Also, I wonder if there might be epidemiological benefits for legalizing gay marriage - or at the least, allowing the contract approach Posner and Becker argue for. Legalizing gay marriage would, I'm guessing, decrease the number of sexual partners either partner was having - if only because of the divorce threat point, in the event of sexual unfaithfulness, and how divorce imposes financial costs on the offending party. Approximately three-quarters of all AIDS-infected white gay males were infected through male-to-male intercourse, and if gay marriage did lower both the average number of sexual partners, as well as the variance in the distribution of partners, it could alter the spread of AIDS, not only throughout the gay population, but possibly even throughout heterosexual populations (given, that is, a certain amount of sexual connectedness between the two populations).

Corey

"the argument that government should consider the affects that SSM has on children is germane and necessary."

Perhaps, but this is a blog full of libertarians and de-regulationists who would normally be on the other side of the question "should the government consider/legislate ______." It is interesting to see where such people actually argue FOR intervention.

"It's as much about "dignity" as it is about the actual legal benefits that the marriage contract bestows"

yes, Its about both at the same time.

"(only devotees of abstract egalitarianism would find this rationale convincing)."

Well, and also perhaps people who have read Brown v. Board of Education, or who are old enough to remember segregation and the curse of "separate but equal." Anyway, you might be suprised how many "devotees of abstract egalitarianism" there are among the American people. It is common for neo-liberals to distill the "American dream" mythology down to just Horatio Alger and the Magic Meritocracy, but that leaves out a great of the flavor.

michael persoon

Becker's opening paragraph solves the issue for me. People are willing to accept that gays and straights can both live in unions with another person--one is marriage and one is a civil union.


My only question is what is the state's interest in or power to create a distinction between a civil union and a "marriage?" Is marriage a non-civil union? It seems clear to me that the salient difference is that "marriage" has relgiogious/spiritual content distinct from "civil union." If that is the case, then the government can have no interest in the distinction and everything should legally be a "civil union" while "marriage" remains a sacrament.

Corey

"If that is the case, then the government can have no interest in the distinction and everything should legally be a "civil union" while "marriage" remains a sacrament."

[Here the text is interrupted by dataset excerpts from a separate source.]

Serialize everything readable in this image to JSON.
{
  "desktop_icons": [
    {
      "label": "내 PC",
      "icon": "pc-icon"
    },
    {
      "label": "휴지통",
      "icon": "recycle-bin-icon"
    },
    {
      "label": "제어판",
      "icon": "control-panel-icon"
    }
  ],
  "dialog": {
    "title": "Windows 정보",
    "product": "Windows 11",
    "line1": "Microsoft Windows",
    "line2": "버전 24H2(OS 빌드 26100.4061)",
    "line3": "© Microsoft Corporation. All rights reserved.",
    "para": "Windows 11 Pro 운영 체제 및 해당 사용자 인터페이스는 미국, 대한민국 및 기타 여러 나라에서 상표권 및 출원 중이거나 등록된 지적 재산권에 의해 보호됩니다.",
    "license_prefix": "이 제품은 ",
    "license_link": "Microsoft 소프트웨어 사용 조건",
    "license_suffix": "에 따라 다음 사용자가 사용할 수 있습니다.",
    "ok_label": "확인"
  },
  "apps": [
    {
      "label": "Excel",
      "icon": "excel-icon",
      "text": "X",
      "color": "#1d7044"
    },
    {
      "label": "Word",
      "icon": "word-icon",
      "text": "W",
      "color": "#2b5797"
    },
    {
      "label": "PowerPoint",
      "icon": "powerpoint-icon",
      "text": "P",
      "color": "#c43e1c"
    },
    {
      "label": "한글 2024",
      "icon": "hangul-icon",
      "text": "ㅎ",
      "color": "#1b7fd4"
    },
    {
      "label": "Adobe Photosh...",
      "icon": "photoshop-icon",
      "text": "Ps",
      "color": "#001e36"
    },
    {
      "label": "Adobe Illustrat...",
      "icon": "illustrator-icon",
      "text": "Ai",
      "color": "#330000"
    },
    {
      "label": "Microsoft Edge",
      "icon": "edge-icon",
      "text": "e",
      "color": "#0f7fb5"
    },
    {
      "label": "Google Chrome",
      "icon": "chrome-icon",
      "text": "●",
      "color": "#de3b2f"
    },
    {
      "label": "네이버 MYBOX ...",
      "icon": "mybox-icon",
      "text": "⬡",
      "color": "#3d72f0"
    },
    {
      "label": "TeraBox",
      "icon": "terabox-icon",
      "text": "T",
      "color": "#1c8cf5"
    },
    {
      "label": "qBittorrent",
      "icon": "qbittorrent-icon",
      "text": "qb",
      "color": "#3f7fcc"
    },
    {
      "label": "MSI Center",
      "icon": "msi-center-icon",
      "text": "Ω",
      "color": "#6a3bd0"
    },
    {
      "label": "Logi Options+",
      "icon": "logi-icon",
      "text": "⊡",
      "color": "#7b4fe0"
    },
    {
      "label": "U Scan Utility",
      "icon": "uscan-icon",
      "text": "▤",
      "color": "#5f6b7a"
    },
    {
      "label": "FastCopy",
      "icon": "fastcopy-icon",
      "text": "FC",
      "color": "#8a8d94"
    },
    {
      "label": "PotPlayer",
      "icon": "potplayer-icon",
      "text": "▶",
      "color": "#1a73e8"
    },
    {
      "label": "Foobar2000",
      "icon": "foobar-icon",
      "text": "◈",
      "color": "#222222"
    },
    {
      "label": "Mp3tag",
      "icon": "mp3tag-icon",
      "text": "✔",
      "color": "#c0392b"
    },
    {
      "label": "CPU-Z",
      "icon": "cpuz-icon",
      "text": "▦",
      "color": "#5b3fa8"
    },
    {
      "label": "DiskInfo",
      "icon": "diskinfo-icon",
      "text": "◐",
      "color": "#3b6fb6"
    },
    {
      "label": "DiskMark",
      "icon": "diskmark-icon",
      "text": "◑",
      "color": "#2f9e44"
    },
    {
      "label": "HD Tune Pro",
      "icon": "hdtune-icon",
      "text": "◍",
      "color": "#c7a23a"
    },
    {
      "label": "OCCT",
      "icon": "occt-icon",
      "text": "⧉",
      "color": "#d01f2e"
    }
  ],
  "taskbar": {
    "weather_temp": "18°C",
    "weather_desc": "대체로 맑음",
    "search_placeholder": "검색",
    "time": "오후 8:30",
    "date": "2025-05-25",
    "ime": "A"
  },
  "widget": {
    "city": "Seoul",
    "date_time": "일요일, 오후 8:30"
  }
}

Except that practically, "civil union" is an abstract concept that has been proposed while "marriage" is a predefined subset of rights, privileges, and obligations. I say everything should be a marriage, with churches left free to add sacramental norms to the concept for their own members if they wish.

The simplest and most administrable option is also the egalitarian one, allow gay couples equal access to marriage licenses and all that comes with it. American history is full of examples of why creating separate legal categories leads to injustice. (see Birmingham and the segregated south) Civil Unions would be AT BEST exactly the same as Marriage from a legal standpoint, but even then would waste money in the administrative overhead of enacting and maintaining a parallel set of laws.

And for what? So traditionalists can define words for us? Tradition is not an end in itself. It is only valuable if it is still relevant to today's situation and understanding.

Churches are left to define the "sacrament" of marriage however they want. The church I used to attend in central Boston was over 200 years old,
had been attended by some of our founding fathers (Sam Adams for one), but had evolved to include gays in all aspects of religious life, including gay marriage ceremonies in the church.

Some traditionalists may find that discouraging, to them I would say, "Praise Jesus, as you do unto the least of these my brothers, you do unto God."

Dennis J. Tuchler

Assuming, as has been asserted, that gay unions tend to dissolve more frequently than do marriages, it might be interesting to see if that statistic applies to all informal unions of that sort -- homosexual and heterosexual. I suspect that there is a kind of cultural "magic" in the ceremony of marriage that produces a new status of special worth in the community, which adds reason not to break up in case of serious tensions in the union.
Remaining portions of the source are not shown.